Once we get to the leaf level page that begins with “S”, we now identify all the rows on that page that begin with “V”. Each row that begins with “V” is then compared to the last name “Victoria”. In our case, there is a single match. The last name “Victoria” is found in the Last Name non-clustered index key. Now we know that a row does exist that meets our selection criteria, the problem is that all of the data for that row (Customer Number, First Name, and Last Name) aren’t stored at the leaf level. Instead, the only data stored at the leaf level is the key “Victoria” and a bookmark that points to the corresponding record in the table-which as we know-is a clustered index. In this example, the bookmark correspondents with the Customer Number “4”.

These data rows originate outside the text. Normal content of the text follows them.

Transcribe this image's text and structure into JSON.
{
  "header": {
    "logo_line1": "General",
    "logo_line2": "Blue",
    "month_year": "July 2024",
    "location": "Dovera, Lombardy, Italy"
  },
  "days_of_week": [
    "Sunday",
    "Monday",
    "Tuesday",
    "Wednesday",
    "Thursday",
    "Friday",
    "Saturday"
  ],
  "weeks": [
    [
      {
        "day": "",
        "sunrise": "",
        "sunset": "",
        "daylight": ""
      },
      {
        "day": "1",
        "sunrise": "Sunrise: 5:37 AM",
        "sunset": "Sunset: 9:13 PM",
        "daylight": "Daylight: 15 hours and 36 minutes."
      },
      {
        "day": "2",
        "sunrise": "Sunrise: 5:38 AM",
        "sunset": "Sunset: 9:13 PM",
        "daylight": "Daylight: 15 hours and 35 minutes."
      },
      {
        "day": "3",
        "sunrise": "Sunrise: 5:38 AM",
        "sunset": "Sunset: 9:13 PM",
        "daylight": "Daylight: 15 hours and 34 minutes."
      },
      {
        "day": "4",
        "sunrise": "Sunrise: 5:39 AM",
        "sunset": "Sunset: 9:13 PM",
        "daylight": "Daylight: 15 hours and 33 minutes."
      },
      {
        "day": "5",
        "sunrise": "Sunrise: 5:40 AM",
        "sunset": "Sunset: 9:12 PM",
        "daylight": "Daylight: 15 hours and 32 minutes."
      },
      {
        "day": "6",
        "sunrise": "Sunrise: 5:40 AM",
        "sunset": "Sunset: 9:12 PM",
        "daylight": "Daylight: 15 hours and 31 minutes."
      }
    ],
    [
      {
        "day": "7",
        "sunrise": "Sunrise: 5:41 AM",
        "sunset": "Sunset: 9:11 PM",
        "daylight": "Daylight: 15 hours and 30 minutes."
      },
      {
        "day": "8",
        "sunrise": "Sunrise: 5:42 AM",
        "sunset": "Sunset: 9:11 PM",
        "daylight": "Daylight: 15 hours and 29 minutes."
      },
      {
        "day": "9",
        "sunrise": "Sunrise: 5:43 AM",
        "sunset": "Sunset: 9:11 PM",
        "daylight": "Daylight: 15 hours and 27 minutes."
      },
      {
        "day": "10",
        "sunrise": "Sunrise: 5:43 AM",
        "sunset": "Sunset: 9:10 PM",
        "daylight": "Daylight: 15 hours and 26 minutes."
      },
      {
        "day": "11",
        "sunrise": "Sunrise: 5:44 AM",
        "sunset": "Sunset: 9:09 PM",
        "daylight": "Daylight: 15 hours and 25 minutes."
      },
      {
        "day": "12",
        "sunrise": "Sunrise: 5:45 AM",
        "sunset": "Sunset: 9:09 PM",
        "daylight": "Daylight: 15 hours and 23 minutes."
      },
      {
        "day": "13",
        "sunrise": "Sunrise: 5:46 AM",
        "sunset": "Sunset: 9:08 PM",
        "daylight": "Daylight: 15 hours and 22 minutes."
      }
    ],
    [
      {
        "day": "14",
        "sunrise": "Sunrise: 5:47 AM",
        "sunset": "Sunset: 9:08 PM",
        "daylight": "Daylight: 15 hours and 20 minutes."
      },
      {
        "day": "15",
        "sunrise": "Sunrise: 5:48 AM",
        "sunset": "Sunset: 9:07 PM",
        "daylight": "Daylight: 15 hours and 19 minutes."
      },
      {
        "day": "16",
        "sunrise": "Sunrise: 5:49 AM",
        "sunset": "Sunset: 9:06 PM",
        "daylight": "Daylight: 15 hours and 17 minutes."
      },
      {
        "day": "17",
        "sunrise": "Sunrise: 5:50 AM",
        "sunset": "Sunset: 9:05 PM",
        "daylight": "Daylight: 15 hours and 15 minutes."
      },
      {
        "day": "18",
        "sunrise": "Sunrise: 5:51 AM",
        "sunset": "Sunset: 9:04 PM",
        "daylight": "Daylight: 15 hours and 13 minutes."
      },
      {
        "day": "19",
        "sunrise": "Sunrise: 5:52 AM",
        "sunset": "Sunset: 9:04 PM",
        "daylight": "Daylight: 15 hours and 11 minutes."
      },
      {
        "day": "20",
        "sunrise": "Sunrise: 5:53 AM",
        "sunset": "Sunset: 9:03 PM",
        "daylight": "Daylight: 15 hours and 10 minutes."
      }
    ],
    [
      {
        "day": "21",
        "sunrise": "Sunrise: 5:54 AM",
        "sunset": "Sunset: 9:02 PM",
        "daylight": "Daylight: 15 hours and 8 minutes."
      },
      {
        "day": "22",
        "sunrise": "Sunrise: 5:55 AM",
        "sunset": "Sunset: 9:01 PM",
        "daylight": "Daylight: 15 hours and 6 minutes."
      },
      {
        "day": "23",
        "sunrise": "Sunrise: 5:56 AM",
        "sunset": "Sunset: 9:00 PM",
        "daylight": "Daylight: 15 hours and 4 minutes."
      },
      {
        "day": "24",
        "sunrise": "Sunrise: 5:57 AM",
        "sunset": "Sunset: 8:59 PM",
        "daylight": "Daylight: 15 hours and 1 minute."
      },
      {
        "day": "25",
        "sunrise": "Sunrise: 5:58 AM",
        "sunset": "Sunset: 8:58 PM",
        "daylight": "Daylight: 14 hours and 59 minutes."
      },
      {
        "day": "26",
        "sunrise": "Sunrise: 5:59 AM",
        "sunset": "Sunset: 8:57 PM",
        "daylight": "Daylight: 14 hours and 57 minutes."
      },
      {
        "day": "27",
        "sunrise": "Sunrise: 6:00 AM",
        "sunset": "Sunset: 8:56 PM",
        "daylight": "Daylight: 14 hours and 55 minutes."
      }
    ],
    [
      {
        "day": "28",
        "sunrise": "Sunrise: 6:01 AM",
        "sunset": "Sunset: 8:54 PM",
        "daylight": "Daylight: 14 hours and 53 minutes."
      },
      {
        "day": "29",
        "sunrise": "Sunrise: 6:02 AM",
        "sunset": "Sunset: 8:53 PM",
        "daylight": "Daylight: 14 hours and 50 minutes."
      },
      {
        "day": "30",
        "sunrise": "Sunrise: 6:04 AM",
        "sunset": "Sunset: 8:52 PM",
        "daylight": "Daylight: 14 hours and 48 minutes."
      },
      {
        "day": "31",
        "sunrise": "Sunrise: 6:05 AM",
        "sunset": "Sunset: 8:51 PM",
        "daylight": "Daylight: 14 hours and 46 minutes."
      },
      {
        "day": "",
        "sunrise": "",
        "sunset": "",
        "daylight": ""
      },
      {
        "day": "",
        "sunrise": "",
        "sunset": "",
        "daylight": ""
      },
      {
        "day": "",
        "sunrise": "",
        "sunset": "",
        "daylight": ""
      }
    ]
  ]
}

Now that SQL Server knows that a row does exist, and that it exists in the clustered index as Customer Number 4, the actual contents of the row (the three columns) must be retrieved. So next, SQL Server must take the bookmark value, the number “4”, and then start at the root level of the clustered index, and then transverse the intermediate and leaf level until it locates the matching row. At this point, the data is returned back the original query. See figure 2.

As you can see, using a non-clustered index with a clustered index can be somewhat complex than using a clustered index alone. But in the end, it is often much faster to retrieve rows from a table this way than by scanning each one of them, one row at a time.